The event was the first annual Art in the Park exhibit at the Taylor-Brawner House in Smyrna and it was better than fried apple pies. I was invited to participate by one of Smyrna’s great citizens, Lillie Wood. Well, not actually invited. It is more like I picked up the phone one day and was informed I was going to be a part of the art exhibit right after I was told I was also going to be speaking to her Smyrna Golden K Club. It’s not like you get to vote on this stuff with Lillie Wood. Saying “no” is not an option with her. You just say, “Yes ma’am” and “where and when?”
Lilli and her husband, Pete, who was a longtime member of the Smyrna City Council, have seen their beloved city change and change for the better. Not only is Smyrna a modern and bustling town with over 50,000 inhabitants, it also has had the good sense to preserve a part of its past, including the Taylor-Brawner House and Brawner Hall, which sits adjacent to the house on Atlanta Road.
I must admit I was not aware of the enormous effort made by local citizens to save an important part of the city’s heritage.

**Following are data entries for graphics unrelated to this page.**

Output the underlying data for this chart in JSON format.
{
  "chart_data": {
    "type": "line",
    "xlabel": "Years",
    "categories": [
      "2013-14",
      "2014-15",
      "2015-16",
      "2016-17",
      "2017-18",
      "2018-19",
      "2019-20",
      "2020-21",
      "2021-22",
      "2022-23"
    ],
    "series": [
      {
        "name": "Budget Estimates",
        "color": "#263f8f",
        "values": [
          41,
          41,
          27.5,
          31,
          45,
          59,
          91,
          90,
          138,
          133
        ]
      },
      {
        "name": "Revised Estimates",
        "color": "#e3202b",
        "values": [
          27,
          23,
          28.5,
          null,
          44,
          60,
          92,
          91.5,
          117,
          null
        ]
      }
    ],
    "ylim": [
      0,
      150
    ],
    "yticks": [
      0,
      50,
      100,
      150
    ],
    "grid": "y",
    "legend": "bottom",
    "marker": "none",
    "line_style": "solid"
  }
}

Mike Terry, a fourth-generation Smyrna resident, has written a book on the experience, titled “A Simpler Time.” It chronicles the Taylor and Brawner families and the creation of Brawner Hospital, at one time one of the leading psychiatric hospitals in the nation.
If you want to see the good deeds that good people can do when they put their egos aside for the betterment of the community, “A Simpler Time” is a quick and informative read. While it is a genealogical account of two of the area’s leading families, it is also a story of dogged determination to restore a part of Smyrna’s history. The book can be ordered through the Taylor-Brawner House Foundation, 3480 Pinetree Drive, Smyrna, 30080. All proceeds go to the Foundation to maintain the restored home.
While the times in Smyrna in the late 1800s and early 1900s may have been simple, the challenges of saving and restoring two iconic structures were anything but that. After the hospital closed in 1999, the Cobb-Douglas Community Services Board indicated their intention to purchase the 12-acre Brawner campus with no assurance any of the buildings would be saved. What followed was a legal tug-of-war between the City of Smyrna and the CDSB that ended with the city purchasing the property in 2001. Then came the decision of what to do with the land. Sell it to investors? Build a performing arts center? A tennis center?
The decision was made by the city to construct a park — which it did — to save Brawner Hospital — which it did — but to jettison the Taylor-Brawner House. That was when a group of concerned citizens stepped in and said they would take the responsibility of restoring the house. City officials made clear they did not have funds available for the restoration and were skeptical the volunteers could do it. A serious underestimation.
In the spring of 2005, the nonprofit Taylor-Brawner House Foundation began what would be a 4½ year restoration of the 1890 historic home. The task was completed in 2009, with the indefatigable warriors raising $450,000 and recruiting over 500 dues-paying members. One of the ringleaders in that effort was, of course, Lillie Wood. Who could ever tell her “no?” I speak from experience.
The Art in the Park exhibit is an effort — and a good one — to raise awareness of the beautifully-restored Taylor-Brawner House as well as show off the works of area artists. The exhibit runs through tomorrow. The volunteers and artists would love to see you.
According to Barbara Kincaid, who was among the original group of people involved in the restoration effort, and who helped put the exhibit together along with noted artist Marsha Savage, the show has brought a lot of people to the Taylor-Brawner House this past week, including many newcomers to the community. She says the chances are good that this could become an annual event. If so, that means I had better get busy on some more paintings. Lillie Wood will no doubt be calling me with my marching orders. Saying “no” will not be an option.